宮本武蔵といえば、江戸期の有名な剣豪であることは間違いないにしても、吉川英治「宮本武蔵」の影響が大きいことは言うまでもありません。
数々の時代小説に脇役としても数多く登場する武蔵ですが、何のかんの言っても、結局は吉川版武蔵を軸にして見ている気がします。
本作品が異色なのは、武蔵の養父・新免宮本無二を主人公とし、その視点から武蔵という剣豪の成り立ちを描いている点。
さしづめ本書に描かれるのは、“Before武蔵”と言うべき武蔵です。
新たな視点から武蔵を見て試み。そこに本作品の面白さがあります。
元々宮本武蔵という人物、生い立ち等はっきりしない点が多いのですが、本書では、自ら二刀流を工夫し當理流と称した新免宮本無二の養子、と設定されています。

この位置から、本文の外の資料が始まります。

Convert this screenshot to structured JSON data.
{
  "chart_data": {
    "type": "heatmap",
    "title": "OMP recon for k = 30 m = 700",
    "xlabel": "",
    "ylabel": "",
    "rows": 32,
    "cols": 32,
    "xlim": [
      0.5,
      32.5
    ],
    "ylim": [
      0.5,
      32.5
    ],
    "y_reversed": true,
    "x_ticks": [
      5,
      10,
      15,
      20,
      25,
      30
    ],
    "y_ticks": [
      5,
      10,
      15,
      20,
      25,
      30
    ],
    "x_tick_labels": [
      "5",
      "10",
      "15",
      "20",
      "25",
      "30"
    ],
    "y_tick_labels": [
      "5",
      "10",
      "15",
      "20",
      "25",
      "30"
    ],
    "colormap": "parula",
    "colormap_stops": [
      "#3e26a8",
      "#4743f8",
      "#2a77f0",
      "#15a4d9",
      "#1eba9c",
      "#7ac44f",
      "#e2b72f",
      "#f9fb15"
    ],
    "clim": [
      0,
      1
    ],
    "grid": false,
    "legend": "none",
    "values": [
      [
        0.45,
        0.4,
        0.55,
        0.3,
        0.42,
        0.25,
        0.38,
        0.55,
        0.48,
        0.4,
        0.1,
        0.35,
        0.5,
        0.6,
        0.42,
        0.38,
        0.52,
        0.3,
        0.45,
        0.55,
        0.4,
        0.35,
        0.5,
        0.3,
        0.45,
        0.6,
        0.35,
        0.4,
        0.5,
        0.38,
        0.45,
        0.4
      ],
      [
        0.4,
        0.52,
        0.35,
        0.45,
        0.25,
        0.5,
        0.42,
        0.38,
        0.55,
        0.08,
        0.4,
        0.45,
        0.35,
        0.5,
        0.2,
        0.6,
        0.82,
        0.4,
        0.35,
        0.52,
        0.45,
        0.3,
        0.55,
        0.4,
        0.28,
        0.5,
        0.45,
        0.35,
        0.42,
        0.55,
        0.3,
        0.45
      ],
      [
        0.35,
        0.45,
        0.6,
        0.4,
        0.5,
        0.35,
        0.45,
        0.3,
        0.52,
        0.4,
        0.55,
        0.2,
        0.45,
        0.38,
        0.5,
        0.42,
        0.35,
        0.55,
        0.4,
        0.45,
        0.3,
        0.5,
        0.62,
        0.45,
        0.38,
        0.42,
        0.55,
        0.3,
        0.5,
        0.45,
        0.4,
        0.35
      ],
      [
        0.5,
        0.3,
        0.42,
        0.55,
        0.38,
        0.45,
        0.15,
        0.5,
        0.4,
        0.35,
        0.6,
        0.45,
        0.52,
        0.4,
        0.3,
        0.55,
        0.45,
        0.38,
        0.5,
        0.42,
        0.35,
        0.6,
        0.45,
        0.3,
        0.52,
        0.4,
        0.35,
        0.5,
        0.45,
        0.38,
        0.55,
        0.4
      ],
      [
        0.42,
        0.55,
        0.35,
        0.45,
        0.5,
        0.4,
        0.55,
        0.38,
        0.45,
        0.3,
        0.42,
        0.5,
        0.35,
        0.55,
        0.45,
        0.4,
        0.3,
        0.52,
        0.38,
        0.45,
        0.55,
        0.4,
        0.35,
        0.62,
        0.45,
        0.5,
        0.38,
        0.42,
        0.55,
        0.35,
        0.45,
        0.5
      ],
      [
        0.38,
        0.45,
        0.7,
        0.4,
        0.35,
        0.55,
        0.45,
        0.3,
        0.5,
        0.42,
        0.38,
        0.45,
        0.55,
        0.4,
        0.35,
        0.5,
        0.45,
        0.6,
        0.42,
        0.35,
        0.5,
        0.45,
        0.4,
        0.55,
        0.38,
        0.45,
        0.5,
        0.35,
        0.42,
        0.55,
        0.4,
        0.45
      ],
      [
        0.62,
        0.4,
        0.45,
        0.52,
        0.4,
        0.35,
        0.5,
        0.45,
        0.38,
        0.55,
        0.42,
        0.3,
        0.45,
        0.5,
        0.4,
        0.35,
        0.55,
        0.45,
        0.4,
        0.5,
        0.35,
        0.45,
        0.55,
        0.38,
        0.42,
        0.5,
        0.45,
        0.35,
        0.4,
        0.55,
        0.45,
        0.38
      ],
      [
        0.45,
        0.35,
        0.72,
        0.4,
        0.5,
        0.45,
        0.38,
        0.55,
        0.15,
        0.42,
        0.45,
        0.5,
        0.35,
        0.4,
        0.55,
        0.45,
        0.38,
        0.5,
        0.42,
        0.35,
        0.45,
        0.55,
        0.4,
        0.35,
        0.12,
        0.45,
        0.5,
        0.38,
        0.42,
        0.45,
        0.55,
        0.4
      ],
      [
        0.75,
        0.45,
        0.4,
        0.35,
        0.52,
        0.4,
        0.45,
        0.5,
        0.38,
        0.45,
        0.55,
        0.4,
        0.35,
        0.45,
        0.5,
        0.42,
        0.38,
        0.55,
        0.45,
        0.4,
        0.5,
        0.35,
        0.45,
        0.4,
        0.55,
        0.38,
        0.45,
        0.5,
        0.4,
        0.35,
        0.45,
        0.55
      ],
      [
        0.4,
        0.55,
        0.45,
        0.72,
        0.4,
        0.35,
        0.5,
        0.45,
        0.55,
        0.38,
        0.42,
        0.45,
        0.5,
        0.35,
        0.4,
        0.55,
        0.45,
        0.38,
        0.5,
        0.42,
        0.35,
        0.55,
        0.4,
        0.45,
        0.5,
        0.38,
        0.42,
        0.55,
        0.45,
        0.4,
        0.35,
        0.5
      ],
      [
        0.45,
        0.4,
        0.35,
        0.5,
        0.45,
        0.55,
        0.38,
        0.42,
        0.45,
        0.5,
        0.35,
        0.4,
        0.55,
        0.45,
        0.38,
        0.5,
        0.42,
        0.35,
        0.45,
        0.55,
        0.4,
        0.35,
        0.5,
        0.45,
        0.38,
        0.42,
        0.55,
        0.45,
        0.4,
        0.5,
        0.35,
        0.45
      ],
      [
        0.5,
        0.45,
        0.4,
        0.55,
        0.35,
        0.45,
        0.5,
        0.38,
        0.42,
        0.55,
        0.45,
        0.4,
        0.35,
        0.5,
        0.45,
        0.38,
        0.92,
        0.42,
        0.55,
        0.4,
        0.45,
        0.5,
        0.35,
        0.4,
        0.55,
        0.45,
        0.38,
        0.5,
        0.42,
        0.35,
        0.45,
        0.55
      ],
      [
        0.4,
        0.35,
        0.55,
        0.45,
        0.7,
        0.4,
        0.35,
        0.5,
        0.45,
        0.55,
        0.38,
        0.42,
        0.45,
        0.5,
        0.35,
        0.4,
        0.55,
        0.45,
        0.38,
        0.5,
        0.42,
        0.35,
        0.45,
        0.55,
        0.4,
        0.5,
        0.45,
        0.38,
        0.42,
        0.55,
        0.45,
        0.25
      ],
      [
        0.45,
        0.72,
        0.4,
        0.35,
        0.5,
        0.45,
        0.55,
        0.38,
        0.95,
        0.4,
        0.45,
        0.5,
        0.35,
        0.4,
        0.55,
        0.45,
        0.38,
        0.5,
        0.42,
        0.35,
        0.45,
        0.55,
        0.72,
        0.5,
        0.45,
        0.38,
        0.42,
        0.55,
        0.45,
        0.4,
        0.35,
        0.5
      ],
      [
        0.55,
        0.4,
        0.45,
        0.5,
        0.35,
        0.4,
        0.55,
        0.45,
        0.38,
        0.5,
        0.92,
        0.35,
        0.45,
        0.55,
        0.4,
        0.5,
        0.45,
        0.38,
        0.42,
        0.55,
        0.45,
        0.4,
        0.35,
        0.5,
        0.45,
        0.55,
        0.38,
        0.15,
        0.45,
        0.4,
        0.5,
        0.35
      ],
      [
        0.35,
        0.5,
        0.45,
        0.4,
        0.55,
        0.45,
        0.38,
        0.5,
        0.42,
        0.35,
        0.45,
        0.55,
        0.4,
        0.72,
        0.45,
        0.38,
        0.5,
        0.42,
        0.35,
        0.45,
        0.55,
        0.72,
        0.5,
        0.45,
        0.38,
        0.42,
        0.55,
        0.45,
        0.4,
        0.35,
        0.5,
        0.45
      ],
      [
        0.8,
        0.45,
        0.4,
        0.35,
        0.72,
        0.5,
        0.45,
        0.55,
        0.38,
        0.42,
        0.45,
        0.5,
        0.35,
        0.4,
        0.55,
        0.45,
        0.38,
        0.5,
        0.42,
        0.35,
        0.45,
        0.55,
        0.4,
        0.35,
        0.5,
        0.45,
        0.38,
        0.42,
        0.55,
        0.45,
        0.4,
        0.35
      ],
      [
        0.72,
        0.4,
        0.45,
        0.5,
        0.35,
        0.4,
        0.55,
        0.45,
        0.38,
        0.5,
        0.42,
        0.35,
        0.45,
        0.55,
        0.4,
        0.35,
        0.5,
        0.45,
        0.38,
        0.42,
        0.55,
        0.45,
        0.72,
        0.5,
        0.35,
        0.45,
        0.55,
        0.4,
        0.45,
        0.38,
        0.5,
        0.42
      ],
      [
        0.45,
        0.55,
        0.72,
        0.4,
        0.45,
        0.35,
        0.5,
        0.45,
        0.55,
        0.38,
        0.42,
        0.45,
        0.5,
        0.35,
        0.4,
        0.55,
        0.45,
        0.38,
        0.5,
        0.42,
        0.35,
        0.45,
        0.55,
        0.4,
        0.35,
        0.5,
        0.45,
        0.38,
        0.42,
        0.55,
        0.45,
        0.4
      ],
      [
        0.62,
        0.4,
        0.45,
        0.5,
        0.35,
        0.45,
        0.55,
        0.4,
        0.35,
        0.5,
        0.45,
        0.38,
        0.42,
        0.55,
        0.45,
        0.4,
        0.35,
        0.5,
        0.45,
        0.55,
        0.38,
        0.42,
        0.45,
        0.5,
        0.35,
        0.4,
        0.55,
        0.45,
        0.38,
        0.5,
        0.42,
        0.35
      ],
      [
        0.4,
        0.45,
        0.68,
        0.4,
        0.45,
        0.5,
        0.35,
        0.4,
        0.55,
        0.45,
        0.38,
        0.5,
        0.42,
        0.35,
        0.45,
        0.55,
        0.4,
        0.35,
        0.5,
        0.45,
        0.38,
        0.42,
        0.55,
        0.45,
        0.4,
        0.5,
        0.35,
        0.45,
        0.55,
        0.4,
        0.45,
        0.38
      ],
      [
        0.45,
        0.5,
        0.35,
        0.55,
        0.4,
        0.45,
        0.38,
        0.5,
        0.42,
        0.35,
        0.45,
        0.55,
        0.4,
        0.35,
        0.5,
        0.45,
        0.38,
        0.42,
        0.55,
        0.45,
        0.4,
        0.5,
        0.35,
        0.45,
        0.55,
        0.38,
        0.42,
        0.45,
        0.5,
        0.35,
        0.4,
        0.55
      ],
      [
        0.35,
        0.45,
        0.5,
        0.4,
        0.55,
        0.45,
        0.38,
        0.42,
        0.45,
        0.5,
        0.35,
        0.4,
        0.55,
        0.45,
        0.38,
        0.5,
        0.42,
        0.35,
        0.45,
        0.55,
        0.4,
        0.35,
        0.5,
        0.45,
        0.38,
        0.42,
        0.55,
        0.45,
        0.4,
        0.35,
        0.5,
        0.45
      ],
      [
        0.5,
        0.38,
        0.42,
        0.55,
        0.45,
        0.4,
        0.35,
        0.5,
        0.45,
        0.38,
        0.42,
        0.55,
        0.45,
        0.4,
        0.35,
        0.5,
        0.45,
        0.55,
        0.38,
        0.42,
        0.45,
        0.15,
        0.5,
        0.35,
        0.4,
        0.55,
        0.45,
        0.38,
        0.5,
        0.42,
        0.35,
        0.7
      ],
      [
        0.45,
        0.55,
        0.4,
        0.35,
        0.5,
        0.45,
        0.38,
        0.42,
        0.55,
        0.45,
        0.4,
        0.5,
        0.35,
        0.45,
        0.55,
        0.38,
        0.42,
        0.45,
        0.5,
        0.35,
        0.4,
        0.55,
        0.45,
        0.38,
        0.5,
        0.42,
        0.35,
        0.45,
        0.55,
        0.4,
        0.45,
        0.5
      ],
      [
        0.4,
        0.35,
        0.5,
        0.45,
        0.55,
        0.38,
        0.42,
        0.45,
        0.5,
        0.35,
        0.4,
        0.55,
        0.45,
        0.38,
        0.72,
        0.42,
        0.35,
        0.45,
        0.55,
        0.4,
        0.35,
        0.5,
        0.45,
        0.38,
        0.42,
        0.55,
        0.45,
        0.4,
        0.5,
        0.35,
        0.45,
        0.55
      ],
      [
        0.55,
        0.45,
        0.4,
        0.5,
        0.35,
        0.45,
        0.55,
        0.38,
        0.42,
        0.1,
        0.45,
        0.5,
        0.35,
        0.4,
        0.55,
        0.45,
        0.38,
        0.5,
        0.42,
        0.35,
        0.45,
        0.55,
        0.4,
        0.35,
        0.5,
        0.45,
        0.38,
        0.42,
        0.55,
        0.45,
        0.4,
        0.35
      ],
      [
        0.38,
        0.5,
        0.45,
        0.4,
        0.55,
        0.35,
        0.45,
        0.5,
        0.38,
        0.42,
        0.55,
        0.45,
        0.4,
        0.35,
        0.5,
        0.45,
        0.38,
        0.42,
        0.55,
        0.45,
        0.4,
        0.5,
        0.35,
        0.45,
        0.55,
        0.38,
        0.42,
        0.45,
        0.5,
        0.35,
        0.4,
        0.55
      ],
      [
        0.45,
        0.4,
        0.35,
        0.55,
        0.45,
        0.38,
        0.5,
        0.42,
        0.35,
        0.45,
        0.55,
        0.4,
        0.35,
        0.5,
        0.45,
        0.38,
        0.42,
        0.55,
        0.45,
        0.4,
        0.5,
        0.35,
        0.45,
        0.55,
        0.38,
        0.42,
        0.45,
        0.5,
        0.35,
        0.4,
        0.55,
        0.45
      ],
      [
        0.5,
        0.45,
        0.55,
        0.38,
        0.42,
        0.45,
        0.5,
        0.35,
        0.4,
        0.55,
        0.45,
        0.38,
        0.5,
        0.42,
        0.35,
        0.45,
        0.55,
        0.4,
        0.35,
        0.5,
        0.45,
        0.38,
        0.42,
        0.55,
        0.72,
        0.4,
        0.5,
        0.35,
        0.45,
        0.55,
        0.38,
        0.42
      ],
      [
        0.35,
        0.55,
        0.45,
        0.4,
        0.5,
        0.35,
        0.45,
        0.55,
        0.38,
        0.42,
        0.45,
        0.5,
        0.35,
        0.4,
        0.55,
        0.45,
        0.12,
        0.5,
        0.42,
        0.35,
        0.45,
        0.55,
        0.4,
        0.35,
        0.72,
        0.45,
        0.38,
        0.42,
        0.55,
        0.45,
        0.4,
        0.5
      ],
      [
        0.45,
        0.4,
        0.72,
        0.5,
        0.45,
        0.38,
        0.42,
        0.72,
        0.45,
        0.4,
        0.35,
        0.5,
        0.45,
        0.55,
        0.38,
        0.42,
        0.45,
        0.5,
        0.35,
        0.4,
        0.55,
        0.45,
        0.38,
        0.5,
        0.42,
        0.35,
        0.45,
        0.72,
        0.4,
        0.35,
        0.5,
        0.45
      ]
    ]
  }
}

その無二、剣の腕で評判を立てて立身出世したいと望む、極めて俗っぽい人物。
本作品では無二が主人公と言うべきなのですが、関心を惹かれるのはやはり武蔵の方。
武蔵が成長していくに伴い、無二と武蔵の考え方の違いがはっきりしていきます。
廻国修行に旅立った武蔵の、吉岡流一門等との一件はさらりと語られてしまいますが、それはそれで味わいあり。
そして、無二と武蔵を決定的に分かつことになったのが、舟島にける岩流小次郎との闘いであったというのも面白い。
諸説ある武蔵の生い立ち、巌流島の決闘仔細を基に構築した、斬新な宮本武蔵像。
吉川英治版宮本武蔵だけでは飽き足らない方に、お薦めです。